You sure that 'carbonate hardness' reading isn't your salinity?
Here are some useful things to know: salinity can drop a distance and not hurt anything. A RISE in salinity greater than .002 per 15 minutes is pushing safety. Best go slower: that can be lethal.
Salt crystals can burn fish gills or coral flesh. If you need to raise salinity top off with salt water.
Your ph is a shade low, indicating your dkh alk may not be good. Keep dkh between 7.9 and 9: 8.3 is a nice reading.
That ammonia level can harm fish.
That phosphate level can harm corals.
Your nitrates are not that bad.
 
[welcome]
I agree that most of those numbers are acceptable. The phosphate and ammonia levels could be a concern. I'd get a second opinion on the ammonia kit. They often seem to fail and read ammonia everywhere.

I agree that adding salt directly to a tank is more likely to harm than help. Simply replacing any evaporation with saltwater instead of RO/DI for a while usually will raise the salinity of a system quickly enough to avoid problems without causing rapid spikes.
 
Have you tested your fresh mixed water?

Adding salt to the tank directly is not good...

A 50% water change with "needs more salt" water can shift things significantly...

Testing your tank and your new water at the same time you can match them even if your instruments are off or you drip fatter drops than everyone else...

I had a bucket of salt that mixed up to 5.6 dkh when the label promised 7.5....a 50% water change without adjusting that would significantly lower my dkh... and most people would just walk away thinking "fresh water, we're good for a week!" Then wonder why dkh took such a dive a week later and start chasing the wrong end of the problem
 
I want to say that your fishes could have died from ammonia...

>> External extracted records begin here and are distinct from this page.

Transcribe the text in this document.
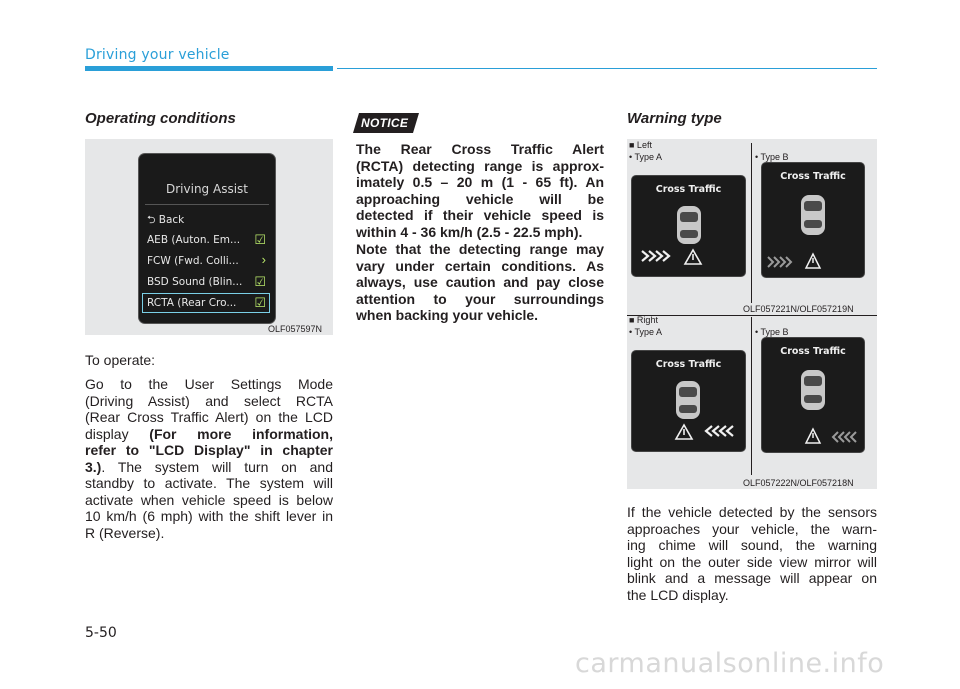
Driving your vehicle
Operating conditions
Driving Assist
⮌ Back
AEB (Auton. Em... ☑
FCW (Fwd. Colli... ›
BSD Sound (Blin... ☑
RCTA (Rear Cro... ☑
OLF057597N
To operate:
Go to the User Settings Mode
(Driving Assist) and select RCTA
(Rear Cross Traffic Alert) on the LCD
display (For more information,
refer to "LCD Display" in chapter
3.). The system will turn on and
standby to activate. The system will
activate when vehicle speed is below
10 km/h (6 mph) with the shift lever in
R (Reverse).
NOTICE
The Rear Cross Traffic Alert
(RCTA) detecting range is approx-
imately 0.5 – 20 m (1 - 65 ft). An
approaching vehicle will be
detected if their vehicle speed is
within 4 - 36 km/h (2.5 - 22.5 mph).
Note that the detecting range may
vary under certain conditions. As
always, use caution and pay close
attention to your surroundings
when backing your vehicle.
Warning type
■ Left
• Type A	• Type B
Cross Traffic
Cross Traffic
OLF057221N/OLF057219N
■ Right
• Type A	• Type B
Cross Traffic
Cross Traffic
OLF057222N/OLF057218N
If the vehicle detected by the sensors
approaches your vehicle, the warn-
ing chime will sound, the warning
light on the outer side view mirror will
blink and a message will appear on
the LCD display.
5-50
carmanualsonline.info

How many fishes did you add in 1 go? New reefers (like me) tend to get super excited and overstock their tank initially. The nitrifying bacteria created during cycling may not have been enough to handle the bioload, and when 1 fish dies, it leads to the ever cascading increase of ammonia and everything dies.

If you could post your stock list (and dates of stocking), and how you stocked your tank, maybe you could get some expert advice on future stocking to prevent livestock loss.

And as Bertoni said, replacing evaporation with saltwater will slowly raise the salinity. I'd also recommend using a refractometer (over a hydrometer) if you aren't already.

I'd also hold off on adding anymore livestock. Keep feeding as normal, and test for ammonia, nitrite and nitrates daily.
 
It sounds like maybe you added too many things all at once, had an ammonia spike, and now your water change has brought it down. You figure 50% water change means it cut your ammonia in half (roughly). In other words, there was a moment when your ammonia was likely in the .5ppm range which is definitely lethal.